Idoits have been all over that board ever since.
Posted: May 9th, 2007, 8:45 am
by HenryGale
OK...kind of along the same lines...if you were to have something happen to your skin...like getting hit by a belt for example...do you call that a welt or a welp?
I have never even heard of a welp until I talked to a couple of people in Va...I have always called it a welt.
Posted: May 9th, 2007, 8:59 am
by SuperJon
It's a welt.
Posted: May 9th, 2007, 9:08 am
by LUconn
ahhh, my wife's family calls it a welp, and they're from NC. I thought it was just a family mistake.
Posted: May 9th, 2007, 10:29 am
by Libertine
A "welt" is a ridge on the surface of the skin, received from a blow of a thin stick or whip.
"Welp" is a term for a young animal. More specifically, I believe, to a puppy or wolf cub. I don't remember which.
Posted: May 9th, 2007, 10:44 am
by HenryGale
These are things I was familiar with...then why do Virginians (and apparently NC's as well) have to create their own meanings to words?

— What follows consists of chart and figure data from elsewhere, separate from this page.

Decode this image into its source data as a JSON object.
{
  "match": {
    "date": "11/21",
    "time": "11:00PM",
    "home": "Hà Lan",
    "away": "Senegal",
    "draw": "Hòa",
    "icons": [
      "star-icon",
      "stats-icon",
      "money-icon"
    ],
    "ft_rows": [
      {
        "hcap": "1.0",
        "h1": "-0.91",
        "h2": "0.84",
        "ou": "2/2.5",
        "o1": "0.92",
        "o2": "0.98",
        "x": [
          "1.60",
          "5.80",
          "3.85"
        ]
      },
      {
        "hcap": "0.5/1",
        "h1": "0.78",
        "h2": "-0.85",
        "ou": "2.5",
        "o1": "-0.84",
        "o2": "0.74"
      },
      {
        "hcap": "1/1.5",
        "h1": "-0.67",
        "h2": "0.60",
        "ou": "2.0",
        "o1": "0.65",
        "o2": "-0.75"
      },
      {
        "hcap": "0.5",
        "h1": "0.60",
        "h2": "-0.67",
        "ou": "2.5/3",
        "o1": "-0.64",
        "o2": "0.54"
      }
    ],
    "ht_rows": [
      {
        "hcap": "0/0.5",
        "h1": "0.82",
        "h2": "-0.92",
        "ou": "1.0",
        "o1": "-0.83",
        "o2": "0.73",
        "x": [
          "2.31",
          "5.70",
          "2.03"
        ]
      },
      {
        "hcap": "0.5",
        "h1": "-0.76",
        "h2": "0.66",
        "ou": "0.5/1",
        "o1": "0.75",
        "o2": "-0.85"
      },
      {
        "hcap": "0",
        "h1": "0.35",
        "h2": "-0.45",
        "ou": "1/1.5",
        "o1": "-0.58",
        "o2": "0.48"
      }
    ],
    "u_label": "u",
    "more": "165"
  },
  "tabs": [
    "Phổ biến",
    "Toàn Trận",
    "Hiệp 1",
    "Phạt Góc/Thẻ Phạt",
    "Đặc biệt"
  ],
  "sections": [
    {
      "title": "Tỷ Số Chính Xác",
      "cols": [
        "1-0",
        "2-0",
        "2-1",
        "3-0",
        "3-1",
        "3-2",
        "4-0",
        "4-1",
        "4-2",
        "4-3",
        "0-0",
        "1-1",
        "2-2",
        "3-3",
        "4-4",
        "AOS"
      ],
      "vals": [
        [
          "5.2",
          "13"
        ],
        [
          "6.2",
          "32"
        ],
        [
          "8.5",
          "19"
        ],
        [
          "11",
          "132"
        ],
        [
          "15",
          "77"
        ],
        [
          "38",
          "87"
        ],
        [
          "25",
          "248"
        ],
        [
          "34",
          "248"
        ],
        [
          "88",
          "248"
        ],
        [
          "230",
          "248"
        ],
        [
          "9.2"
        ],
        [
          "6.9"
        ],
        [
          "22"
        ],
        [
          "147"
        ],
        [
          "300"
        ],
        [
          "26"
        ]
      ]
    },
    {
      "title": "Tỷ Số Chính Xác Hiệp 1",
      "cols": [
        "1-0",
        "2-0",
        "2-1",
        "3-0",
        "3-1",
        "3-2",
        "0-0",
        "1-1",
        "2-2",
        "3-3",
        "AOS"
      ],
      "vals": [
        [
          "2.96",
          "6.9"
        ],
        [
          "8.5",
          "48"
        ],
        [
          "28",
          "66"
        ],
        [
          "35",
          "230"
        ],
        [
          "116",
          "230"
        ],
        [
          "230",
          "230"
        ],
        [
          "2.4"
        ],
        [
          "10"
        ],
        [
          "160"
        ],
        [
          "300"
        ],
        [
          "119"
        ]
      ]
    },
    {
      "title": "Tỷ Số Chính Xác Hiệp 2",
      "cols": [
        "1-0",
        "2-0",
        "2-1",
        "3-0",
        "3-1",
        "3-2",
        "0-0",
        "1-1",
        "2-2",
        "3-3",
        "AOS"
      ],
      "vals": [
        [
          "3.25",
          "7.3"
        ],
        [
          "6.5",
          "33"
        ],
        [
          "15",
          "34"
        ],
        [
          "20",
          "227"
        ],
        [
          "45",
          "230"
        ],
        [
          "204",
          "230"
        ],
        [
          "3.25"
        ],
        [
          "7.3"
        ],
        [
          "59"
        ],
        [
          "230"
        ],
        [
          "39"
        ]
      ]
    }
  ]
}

Posted: May 9th, 2007, 11:42 am
by Libertine
HenryGale wrote:These are things I was familiar with...then why do Virginians (and apparently NC's as well) have to create their own meanings to words?
Ign'ance. Regional corruption of the language. Making words up that sound like they fit. Pick one.
My wife's family is from central Tennessee and, whenever we go there, I carry a notebook in which to write stuff down. It is a strange, strange place and I usually come back with any number of new words or bizarre stories.